「繊研新聞」は本日、紙齢20000号を迎えることができました。70年間にわたりご愛読、ご支援下さった読者の皆様、繊維、ファッションビジネス関係者の皆様、印刷、輸送、配達など繊研新聞を読者の手に届けるためにご尽力いただきました皆様に心より感謝申し上げます。
48年7月、財団法人日本繊維経済研究所として設立された当社の前身が、月3回発行のタブロイド版「繊維ニュース解説」を発行したのが49年9月のことです。50年には「繊維相場速報」に紙名を改め、日刊紙の発行を始めました。52年には「繊研速報」と改題、53年にタブロイド版から大判となりました。そして、今の繊研新聞となったのが59年4月、紙齢2776号からです。
問屋向けの相場速報情報紙からスタートし、繊研新聞となってからは、合繊産業、量販店、アパレル、小売りなどの業界の発展と共に歩んできました。この間、量販店が台頭し始めた60年代初頭には「流通革命キャンペーン」を紙面で展開。70年代に入って「ファッションビジネスへの挑戦」の長期連載を掲載、当時まだ聞きなれなかった「ファッションビジネス」という言葉の定着に貢献したと自負しています。

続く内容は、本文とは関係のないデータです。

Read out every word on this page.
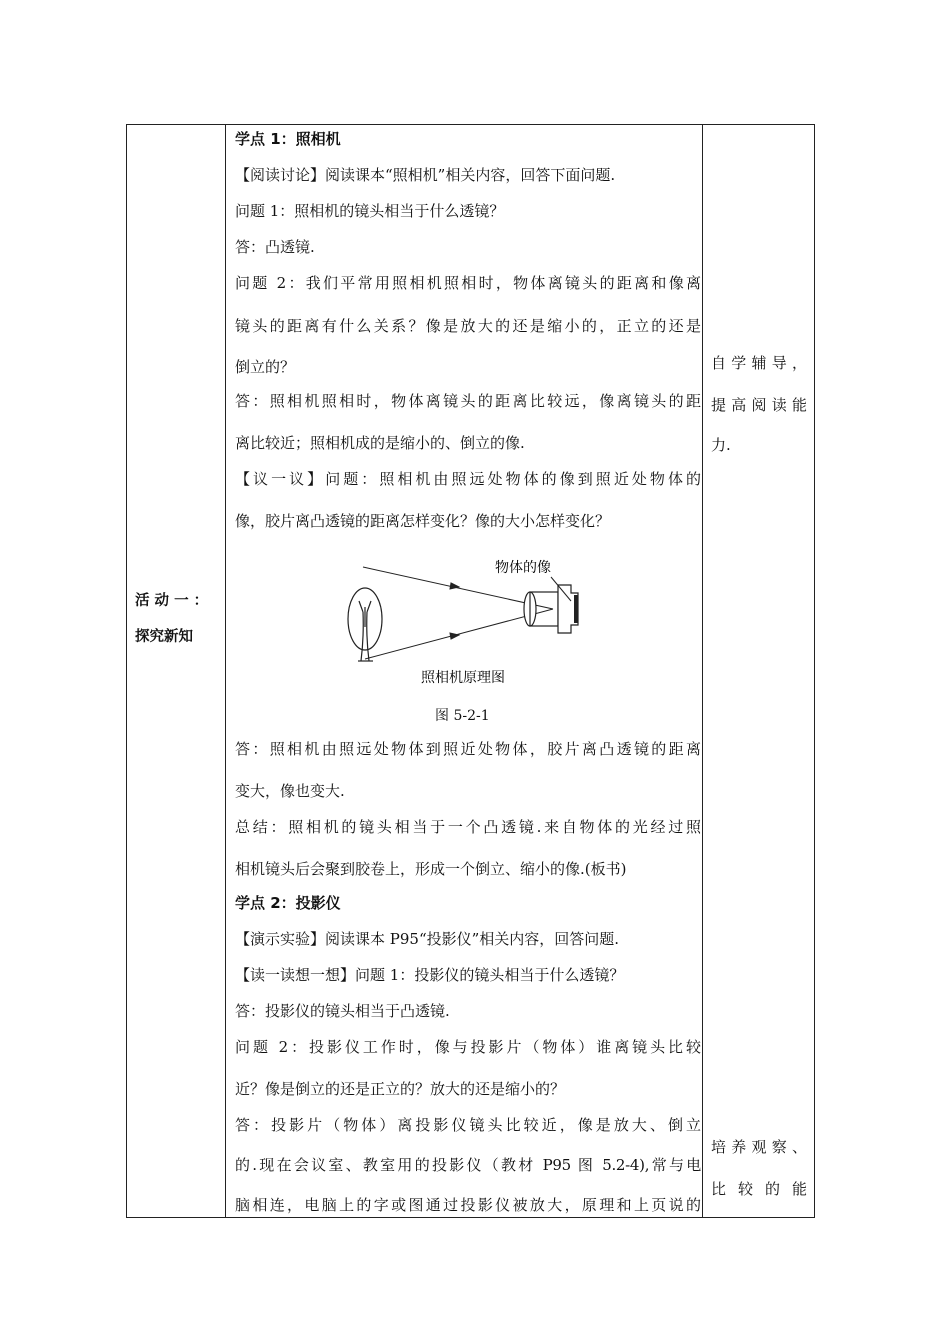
活 动 一 ：
探究新知
学点 1：照相机
【阅读讨论】阅读课本“照相机”相关内容，回答下面问题.
问题 1：照相机的镜头相当于什么透镜？
答：凸透镜.
问题 2：我们平常用照相机照相时，物体离镜头的距离和像离
镜头的距离有什么关系？像是放大的还是缩小的，正立的还是
倒立的？
答：照相机照相时，物体离镜头的距离比较远，像离镜头的距
离比较近；照相机成的是缩小的、倒立的像.
【议一议】问题：照相机由照远处物体的像到照近处物体的
像，胶片离凸透镜的距离怎样变化？像的大小怎样变化？
物体的像
照相机原理图
图 5-2-1
答：照相机由照远处物体到照近处物体，胶片离凸透镜的距离
变大，像也变大.
总结：照相机的镜头相当于一个凸透镜.来自物体的光经过照
相机镜头后会聚到胶卷上，形成一个倒立、缩小的像.(板书)
学点 2：投影仪
【演示实验】阅读课本 P95“投影仪”相关内容，回答问题.
【读一读想一想】问题 1：投影仪的镜头相当于什么透镜？
答：投影仪的镜头相当于凸透镜.
问题 2：投影仪工作时，像与投影片（物体）谁离镜头比较
近？像是倒立的还是正立的？放大的还是缩小的？
答：投影片（物体）离投影仪镜头比较近，像是放大、倒立
的.现在会议室、教室用的投影仪（教材 P95 图 5.2-4),常与电
脑相连，电脑上的字或图通过投影仪被放大，原理和上页说的
自学辅导，
提高阅读能
力.
培养观察、
比 较 的 能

さらに、85年のプラザ合意後の円高以降、大波として打ち寄せてきた国際化、グローバル化の時代を捉え、88年には「ファッションビジネス成長の条件-際(きわ)がなくなる」の連載を約半年間掲載。欧米各国のファッションビジネスの最先端の取材を通じ、ボーダーレス化の到来や製造から小売りまでを一貫化するSPA(製造小売)業態の台頭など、新たな時代の幕開けを告げる報道に取り組みました。
ファッションビジネス業界は、今また大きな変革の時期を迎えています。消費者の購買意識は大きく変化、多様化し、AI(人工知能)やIoT(モノのインターネット)は、生産からマーケティング、物流、販売のあり方の変革をもたらしています。人口減、労働力不足、訪日外国人の急増、SDGs(国連の持続可能な開発目標)やエシカル(倫理的)、CSR(企業の社会的責任)、サステイナビリティー(持続可能性)などは産業の発展、企業経営にとって重要なファクターになっています。
繊研新聞社では、こうした変化とこれへの対応を「ファッションビジネス革命前夜」というテーマで、70周年である18年の紙面キャンペーンを行っています。解を求めることは簡単ではありませんが、繊維、ファッションビジネス業界の皆様と共に業界の発展の道を探求していく所存です。
正確で迅速な情報、業界の今を映し、先が見える情報、お役に立つ情報の報道にいっそう力を注ぎます。
繊研新聞本紙、そして昨年スタートしました繊研新聞電子版に、今後も変わらぬご愛顧をよろしくお願い致します。